Алина порылась в сумке и отыскала смятую карточку. Так оно и есть — Разумов Глеб Владимирович.



Два дня Алина боролась с искушением позвонить. Документы в институт были благополучно сданы, но готовиться к экзаменам совершенно не хотелось. На третий день Алина сдалась. Она подошла к телефону и, не выпуская из руки визитной карточки, набрала номер.

Трубку сняли не сразу.

— Здравствуйте, а Разумова Глеба Владимировича можно к телефону?
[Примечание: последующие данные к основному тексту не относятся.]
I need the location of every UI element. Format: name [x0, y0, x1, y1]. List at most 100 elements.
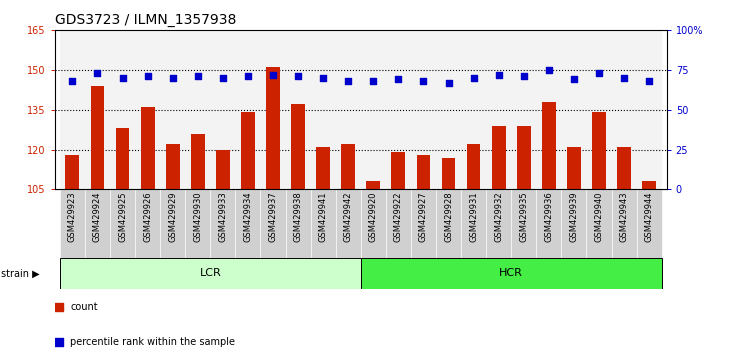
Point [192, 73, 204, 79]
Bar [517, 126, 531, 189]
Bar [235, 189, 260, 258]
Bar [66, 155, 79, 189]
Point [67, 78, 78, 84]
Text: HCR: HCR [499, 268, 523, 279]
Bar [135, 30, 160, 189]
Bar [260, 30, 286, 189]
Bar [360, 30, 386, 189]
Point [167, 75, 178, 81]
Bar [442, 158, 455, 189]
Point [468, 75, 480, 81]
Text: GSM429940: GSM429940 [594, 192, 604, 242]
Point [417, 78, 429, 84]
Text: GSM429928: GSM429928 [444, 192, 453, 242]
Point [643, 78, 655, 84]
Bar [140, 107, 154, 189]
Bar [160, 189, 185, 258]
Bar [266, 67, 280, 189]
Text: GSM429929: GSM429929 [168, 192, 177, 242]
Bar [567, 147, 581, 189]
Point [91, 70, 103, 76]
Bar [60, 30, 85, 189]
Bar [91, 86, 105, 189]
Bar [85, 189, 110, 258]
Text: GSM429935: GSM429935 [519, 192, 529, 242]
Text: GSM429937: GSM429937 [268, 192, 278, 242]
Bar [542, 102, 556, 189]
Point [543, 67, 555, 73]
Point [142, 73, 154, 79]
Bar [241, 113, 255, 189]
Bar [366, 181, 380, 189]
Bar [60, 258, 361, 289]
Text: GSM429933: GSM429933 [219, 192, 227, 242]
Bar [486, 189, 511, 258]
Text: GSM429922: GSM429922 [394, 192, 403, 242]
Bar [115, 128, 129, 189]
Bar [317, 147, 330, 189]
Text: GSM429924: GSM429924 [93, 192, 102, 242]
Bar [486, 30, 511, 189]
Bar [341, 144, 355, 189]
Bar [260, 189, 286, 258]
Bar [386, 30, 411, 189]
Bar [411, 30, 436, 189]
Point [292, 73, 304, 79]
Text: strain ▶: strain ▶ [1, 268, 39, 279]
Bar [586, 30, 612, 189]
Bar [211, 189, 235, 258]
Bar [561, 189, 586, 258]
Bar [311, 189, 336, 258]
Point [568, 76, 580, 82]
Bar [185, 189, 211, 258]
Point [493, 72, 504, 78]
Text: GSM429936: GSM429936 [545, 192, 553, 242]
Bar [511, 30, 537, 189]
Bar [386, 189, 411, 258]
Text: GSM429931: GSM429931 [469, 192, 478, 242]
Point [518, 73, 529, 79]
Bar [592, 113, 606, 189]
Bar [637, 189, 662, 258]
Bar [586, 189, 612, 258]
Point [443, 80, 455, 85]
Point [117, 75, 129, 81]
Text: GSM429920: GSM429920 [368, 192, 378, 242]
Text: GDS3723 / ILMN_1357938: GDS3723 / ILMN_1357938 [55, 12, 236, 27]
Text: GSM429925: GSM429925 [118, 192, 127, 242]
Bar [361, 258, 662, 289]
Text: percentile rank within the sample: percentile rank within the sample [70, 337, 235, 347]
Text: GSM429939: GSM429939 [569, 192, 578, 242]
Text: GSM429943: GSM429943 [620, 192, 629, 242]
Bar [561, 30, 586, 189]
Bar [135, 189, 160, 258]
Bar [461, 30, 486, 189]
Point [267, 72, 279, 78]
Bar [60, 189, 85, 258]
Bar [336, 189, 361, 258]
Point [308, 239, 320, 245]
Bar [466, 144, 480, 189]
Bar [110, 30, 135, 189]
Bar [291, 104, 305, 189]
Text: GSM429927: GSM429927 [419, 192, 428, 242]
Point [618, 75, 630, 81]
Bar [185, 30, 211, 189]
Bar [537, 189, 561, 258]
Bar [336, 30, 360, 189]
Bar [643, 181, 656, 189]
Bar [511, 189, 537, 258]
Text: GSM429942: GSM429942 [344, 192, 353, 242]
Text: GSM429923: GSM429923 [68, 192, 77, 242]
Bar [617, 147, 631, 189]
Point [217, 75, 229, 81]
Bar [85, 30, 110, 189]
Bar [411, 189, 436, 258]
Bar [160, 30, 185, 189]
Bar [110, 189, 135, 258]
Bar [436, 189, 461, 258]
Point [368, 78, 379, 84]
Bar [461, 189, 486, 258]
Bar [637, 30, 662, 189]
Point [317, 75, 329, 81]
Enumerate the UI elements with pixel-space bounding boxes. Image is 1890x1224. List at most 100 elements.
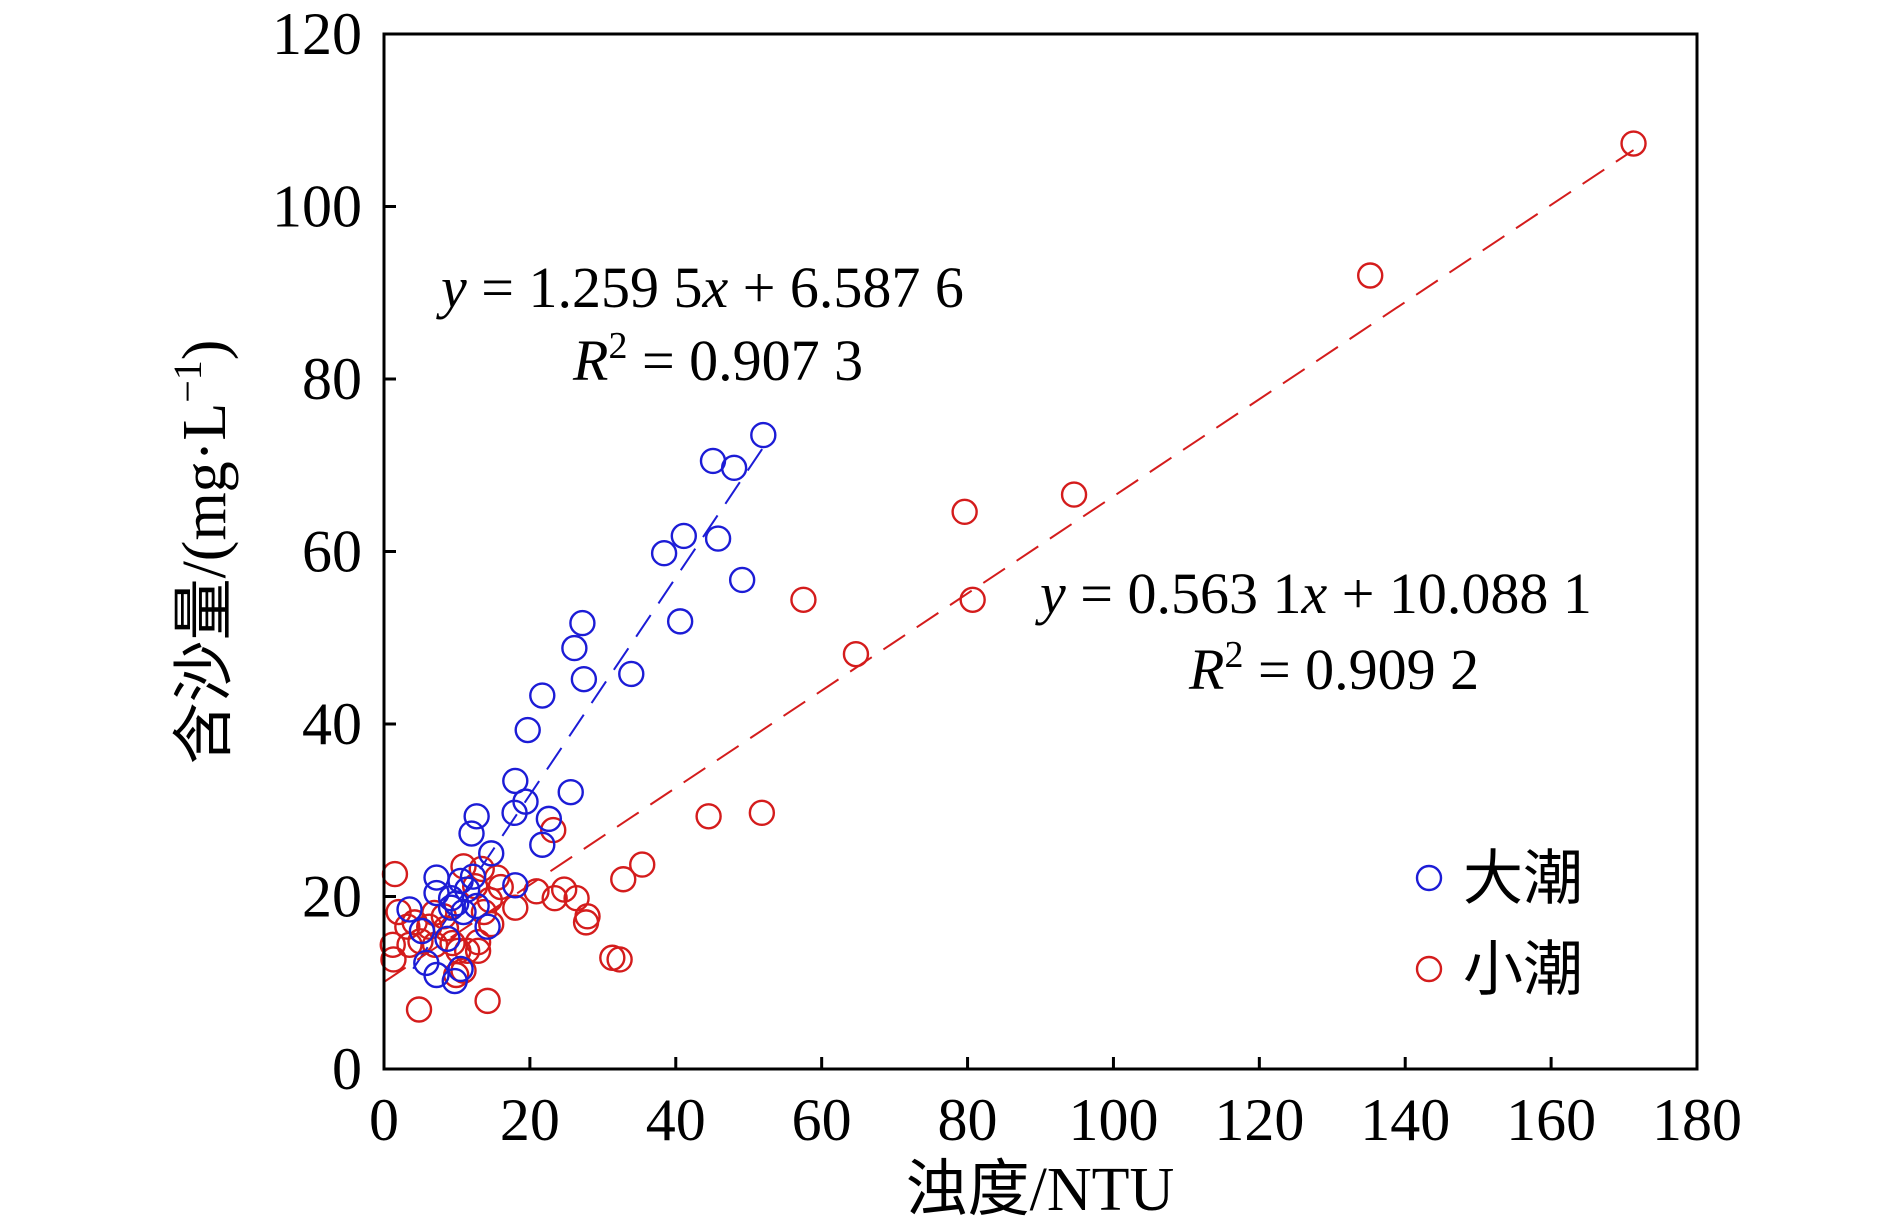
data-point-daichao <box>529 831 556 858</box>
fit-equation-xiaochao: y = 0.563 1x + 10.088 1 <box>1035 561 1592 626</box>
data-point-daichao <box>557 778 584 806</box>
data-point-xiaochao <box>381 860 409 888</box>
data-point-daichao <box>474 913 501 940</box>
data-point-xiaochao <box>842 640 870 668</box>
data-point-daichao <box>535 805 563 833</box>
data-point-daichao <box>569 609 596 637</box>
data-point-xiaochao <box>439 929 466 957</box>
legend-marker-xiaochao <box>1415 955 1443 983</box>
x-tick-label: 60 <box>792 1087 852 1153</box>
x-axis-title: 浊度/NTU <box>906 1156 1175 1224</box>
legend: 大潮 小潮 <box>1415 846 1583 1003</box>
data-point-daichao <box>502 767 529 795</box>
data-point-xiaochao <box>468 855 495 883</box>
data-point-daichao <box>666 608 694 635</box>
data-point-xiaochao <box>610 866 637 893</box>
fit-annotation-xiaochao: y = 0.563 1x + 10.088 1 R2 = 0.909 2 <box>1035 561 1592 702</box>
y-tick-label: 80 <box>302 346 362 412</box>
data-point-daichao <box>463 803 490 830</box>
equation-slope: = 0.563 1 <box>1066 561 1302 626</box>
equation-intercept: + 6.587 6 <box>728 255 964 320</box>
data-point-xiaochao <box>464 929 492 956</box>
data-point-xiaochao <box>790 586 817 613</box>
data-point-daichao <box>434 925 461 952</box>
y-tick-label: 40 <box>302 691 362 757</box>
data-point-daichao <box>704 525 732 552</box>
data-point-xiaochao <box>748 799 776 827</box>
axis-ticks: 0 20 40 60 80 100 120 140 160 180 0 20 40 60 80 100 120 <box>272 1 1742 1153</box>
y-tick-label: 120 <box>272 1 362 67</box>
r2-exponent: 2 <box>1224 634 1243 676</box>
y-axis-title-close: ) <box>171 340 239 361</box>
r2-var: R <box>1188 637 1224 702</box>
y-tick-label: 0 <box>332 1036 362 1102</box>
data-point-xiaochao <box>572 909 600 936</box>
data-point-xiaochao <box>380 946 407 973</box>
fit-r2-xiaochao: R2 = 0.909 2 <box>1188 634 1479 702</box>
data-point-daichao <box>441 967 468 995</box>
data-point-daichao <box>650 540 678 567</box>
x-tick-label: 80 <box>938 1087 998 1153</box>
legend-marker-daichao <box>1415 864 1443 892</box>
y-axis-title-main: 含沙量/(mg·L <box>171 403 239 765</box>
data-point-daichao <box>618 660 645 688</box>
equation-intercept: + 10.088 1 <box>1327 561 1592 626</box>
r2-var: R <box>572 328 608 393</box>
data-point-daichao <box>570 665 598 693</box>
equation-y-var: y <box>436 255 467 320</box>
x-tick-label: 140 <box>1360 1087 1450 1153</box>
r2-value: = 0.907 3 <box>627 328 863 393</box>
data-point-xiaochao <box>629 851 656 878</box>
data-point-xiaochao <box>695 803 722 830</box>
data-point-daichao <box>396 896 423 923</box>
data-point-daichao <box>728 566 756 594</box>
x-tick-label: 100 <box>1068 1087 1158 1153</box>
data-point-daichao <box>443 890 470 917</box>
legend-label-xiaochao: 小潮 <box>1463 937 1583 1003</box>
data-point-daichao <box>423 961 450 989</box>
data-point-xiaochao <box>502 894 529 921</box>
data-point-xiaochao <box>474 987 501 1015</box>
data-point-daichao <box>408 917 436 945</box>
data-point-daichao <box>501 799 528 827</box>
data-point-xiaochao <box>464 937 492 965</box>
data-point-daichao <box>478 840 505 867</box>
data-point-daichao <box>450 898 477 926</box>
data-point-daichao <box>720 454 748 482</box>
fit-annotation-daichao: y = 1.259 5x + 6.587 6 R2 = 0.907 3 <box>436 255 964 393</box>
y-tick-label: 20 <box>302 864 362 930</box>
data-point-daichao <box>447 955 474 983</box>
equation-x-var: x <box>1300 561 1327 626</box>
x-tick-label: 40 <box>646 1087 706 1153</box>
data-point-xiaochao <box>1060 481 1088 508</box>
x-tick-label: 160 <box>1506 1087 1596 1153</box>
data-point-xiaochao <box>951 498 978 526</box>
r2-exponent: 2 <box>608 325 627 367</box>
data-point-xiaochao <box>959 586 986 613</box>
y-axis-title-exponent: −1 <box>165 360 210 403</box>
x-tick-label: 120 <box>1214 1087 1304 1153</box>
data-point-daichao <box>502 872 529 899</box>
data-point-daichao <box>750 421 777 449</box>
fit-equation-daichao: y = 1.259 5x + 6.587 6 <box>436 255 964 320</box>
y-tick-label: 100 <box>272 174 362 240</box>
data-point-xiaochao <box>1357 262 1384 289</box>
data-point-daichao <box>670 522 698 550</box>
x-tick-label: 20 <box>500 1087 560 1153</box>
data-point-daichao <box>529 682 556 709</box>
data-point-xiaochao <box>394 913 421 940</box>
data-point-xiaochao <box>478 910 505 938</box>
data-point-xiaochao <box>405 996 433 1023</box>
data-point-xiaochao <box>1620 130 1647 157</box>
x-tick-label: 180 <box>1652 1087 1742 1153</box>
legend-label-daichao: 大潮 <box>1463 846 1583 912</box>
equation-x-var: x <box>701 255 728 320</box>
y-tick-label: 60 <box>302 519 362 585</box>
data-point-xiaochao <box>379 931 406 958</box>
x-tick-label: 0 <box>369 1087 399 1153</box>
data-point-xiaochao <box>416 913 443 940</box>
data-point-daichao <box>463 892 490 920</box>
data-point-xiaochao <box>541 885 568 912</box>
r2-value: = 0.909 2 <box>1243 637 1479 702</box>
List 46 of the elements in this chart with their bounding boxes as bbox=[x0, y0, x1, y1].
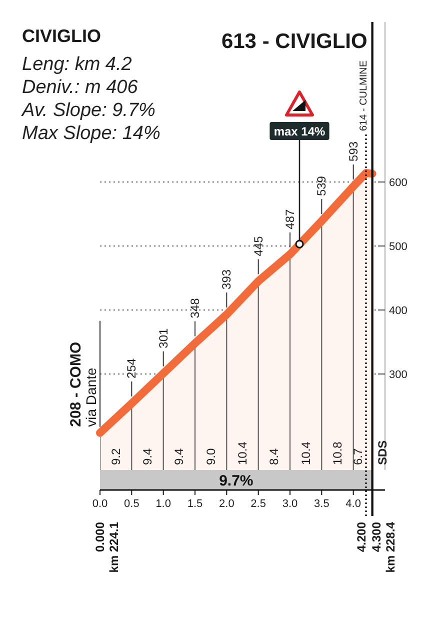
x-tick-label: 1.5 bbox=[187, 498, 203, 510]
annotation: 9.4 bbox=[140, 448, 154, 465]
text: 4.300 bbox=[370, 522, 384, 552]
text: 4.200 bbox=[354, 522, 369, 552]
annotation: SDS bbox=[375, 440, 390, 465]
text: km 224.1 bbox=[107, 522, 121, 573]
x-tick-label: 1.0 bbox=[156, 498, 171, 510]
ref-line-label: 614 - CULMINE bbox=[358, 60, 370, 131]
annotation: 9.0 bbox=[204, 448, 218, 465]
data-label: 208 - COMO via Dante bbox=[68, 342, 99, 427]
data-label: 487 bbox=[283, 208, 297, 230]
text: 0.000 bbox=[93, 522, 107, 552]
x-tick-label: 3.0 bbox=[282, 498, 298, 510]
x-tick-label: 4.0 bbox=[346, 498, 361, 510]
annotation: Max Slope: 14% bbox=[22, 123, 160, 144]
text: km 228.4 bbox=[384, 522, 398, 573]
data-label: 539 bbox=[314, 176, 329, 196]
annotation: 10.4 bbox=[298, 441, 313, 465]
annotation: 8.4 bbox=[267, 448, 282, 465]
chart-title: CIVIGLIO bbox=[22, 26, 102, 46]
x-tick-label: 2.0 bbox=[219, 498, 234, 510]
annotation: Deniv.: m 406 bbox=[22, 77, 138, 98]
x-tick-label: 2.5 bbox=[250, 498, 266, 510]
annotation: Leng: km 4.2 bbox=[22, 54, 132, 75]
data-label: 301 bbox=[156, 328, 170, 348]
annotation: 10.4 bbox=[236, 441, 250, 465]
x-tick-label: 0.0 bbox=[92, 498, 108, 510]
annotation: 10.8 bbox=[330, 441, 344, 465]
data-label: 393 bbox=[220, 269, 234, 290]
data-label: 445 bbox=[251, 236, 266, 256]
y-tick-label: 300 bbox=[389, 369, 408, 381]
y-tick-label: 500 bbox=[389, 241, 408, 253]
data-label: 348 bbox=[188, 298, 202, 318]
annotation: Av. Slope: 9.7% bbox=[21, 100, 156, 121]
y-tick-label: 400 bbox=[389, 305, 408, 317]
data-label: 254 bbox=[124, 358, 139, 378]
ref-line-label: 613 - CIVIGLIO bbox=[221, 30, 368, 53]
annotation: 9.4 bbox=[172, 448, 186, 465]
annotation: 9.2 bbox=[108, 448, 123, 465]
text: 9.7% bbox=[219, 472, 254, 490]
data-label: 593 bbox=[346, 141, 360, 162]
annotation: 6.7 bbox=[351, 448, 365, 465]
annotation: max 14% bbox=[274, 124, 326, 138]
y-tick-label: 600 bbox=[389, 177, 408, 189]
x-tick-label: 3.5 bbox=[314, 498, 330, 510]
x-tick-label: 0.5 bbox=[124, 498, 140, 510]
— Минутку, — ответил ей незнакомый приятный мужской голос, и в трубке послышалось: — Глеб! Тебя! Подойди к телефону!

— Я слушаю.

— Здравствуйте. — Алина чувствовала непонятное волнение. — Я... Это та девушка из автобуса, помните?

— Да-да, конечно! — обрадовался голос. — Я уже, честно говоря, боялся, что вы не позвоните. Думал разыскивать вас через милицию.

— Ну, это слишком, — улыбнулась Алина.

— Когда вы будете свободны? Мы можем встретиться прямо сегодня.

— Сегодня? — Такой скорости Алина не ожидала. — Давайте лучше завтра.

— Давайте, — сразу согласился художник. — Во сколько?

— В два часа дня.

— Хорошо. Я буду ждать вас на остановке «Площадь Ленина», у булочной. Оттуда до моей мастерской две минуты ходу. Договорились?

— Договорились.

— Я очень надеюсь, что вы придете. До завтра.

— До свидания. — Алина повесила трубку и коснулась ладонью пылающей щеки.

«Сумасшедшая...» — подумала она и набрала номер Майки.

— Май, выручи меня...

— Чего у тебя опять стряслось?

— Помнишь того художника в автобусе?

— Только не говори мне, что ты ему позвонила! — Нет, Майка периодически была просто невыносима.

— Мы с ним договорились встретиться завтра в два. На площади Ленина. Одна идти я боюсь.

— Ага, ты, значит, делаешь глупости, а я должна тебя выручать?

— Ну, Май, ну неужели тебе неинтересно? Мы же никогда не были в мастерской у художников!

— Может, он вовсе и не художник?!

— У него в визитке написано, что он старший преподаватель в нашем педагогическом, на художественно-графическом факультете. И потом, я видела две его картины на выставке.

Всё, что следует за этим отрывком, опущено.